Foreigners' internal migration patterns in Spain: recent spatial changes under the economic crisis
Isabel Pujadas, Universitat de Barcelona
Jordi Bayona-i-Carrasco, Universitat de Barcelona
Fernando Gil-Alonso, Universitat de Barcelona
The profound present Spanish economic crisis ended an intense foreign migration flow phase. Nowadays, international migrations have changed direction and therefore, in Spain, exit flows would currently be larger than entry ones. In the same way, the magnitude of the present crisis obliges us to revise our knowledge on internal flows, especially if we intend to focus on foreign population, as it has particularly been hit by the country’s extremely high unemployment rates. This paper aims to give a recent picture of foreigners’ internal mobility in Spain.
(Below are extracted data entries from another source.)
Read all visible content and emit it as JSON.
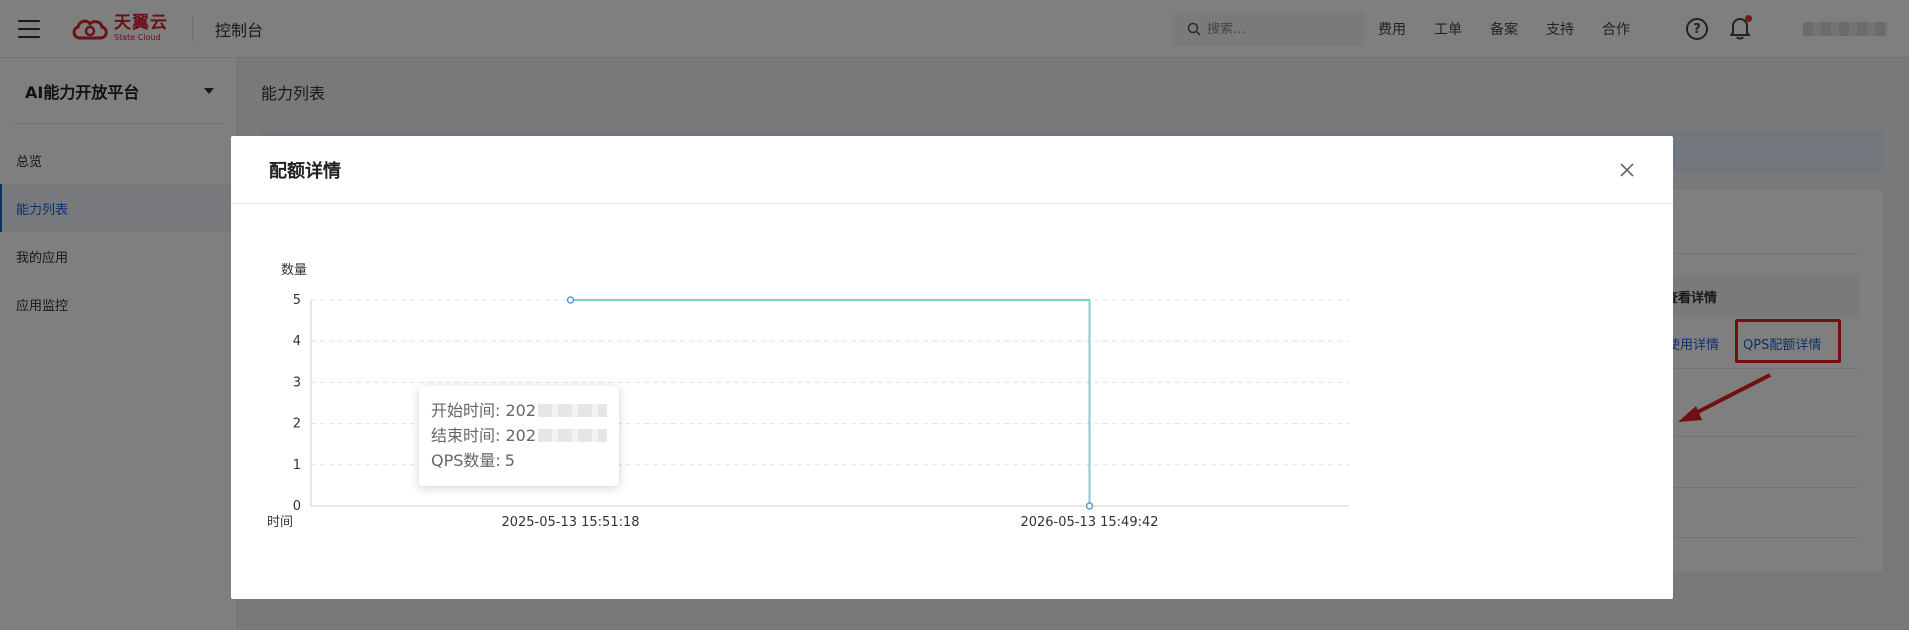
{
  "topbar": {
    "logo_cn": "天翼云",
    "logo_en": "State Cloud",
    "console_title": "控制台",
    "search_placeholder": "搜索...",
    "nav_links": [
      "费用",
      "工单",
      "备案",
      "支持",
      "合作"
    ]
  },
  "sidebar": {
    "platform_title": "AI能力开放平台",
    "items": [
      {
        "label": "总览"
      },
      {
        "label": "能力列表"
      },
      {
        "label": "我的应用"
      },
      {
        "label": "应用监控"
      }
    ]
  },
  "main": {
    "page_title": "能力列表",
    "table_header": "查看详情",
    "link_usage": "使用详情",
    "link_qps": "QPS配额详情"
  },
  "modal": {
    "title": "配额详情",
    "tooltip": {
      "start_label": "开始时间: 202",
      "end_label": "结束时间: 202",
      "qps_label": "QPS数量:",
      "qps_value": "5"
    }
  },
  "chart_data": {
    "type": "line",
    "step": true,
    "ylabel": "数量",
    "xlabel": "时间",
    "ylim": [
      0,
      5
    ],
    "yticks": [
      0,
      1,
      2,
      3,
      4,
      5
    ],
    "xticks": [
      "2025-05-13 15:51:18",
      "2026-05-13 15:49:42"
    ],
    "series": [
      {
        "x": [
          "2025-05-13 15:51:18",
          "2026-05-13 15:49:42",
          "2026-05-13 15:49:42"
        ],
        "y": [
          5,
          5,
          0
        ]
      }
    ],
    "grid": true,
    "colors": {
      "line": "#7fd0c8",
      "point": "#5b9bd5"
    }
  }
}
Our main hypothesis is that the economic crisis has changed previous trends, as the number of residential changes should have probably been reduced and, at the same time, foreign migrant sender and receiving provinces should have changed. Indeed, while new flows to new labour markets –i.e. those regions less touched by recession– can appear, mobility can also be reduced, as labour and housing markets become less dynamic. Preliminary results show that the economic crisis has had three main effects on foreigners’ migratory patterns in Spain. Firstly, entries have diminished and exits have augmented. Secondly, their internal mobility has changed, as foreigners are currently moving from those provinces which are most affected by rapid unemployment growth to those which had lower non Spanish population percentages. While in 2007 Mediterranean provinces were net migrant receivers, in 2011 they were those which expelled more migrants. At the other end of the scale, in 2011, the most attractive provinces are those which previously had fewer foreigners, that is to say, Northern Spain ones (such as those of Galicia and the Basque Country) or interior ones. Finally, foreigners’ internal flows have decreased and, as a consequence, there is a certain residential stability in comparison to pre-crisis times.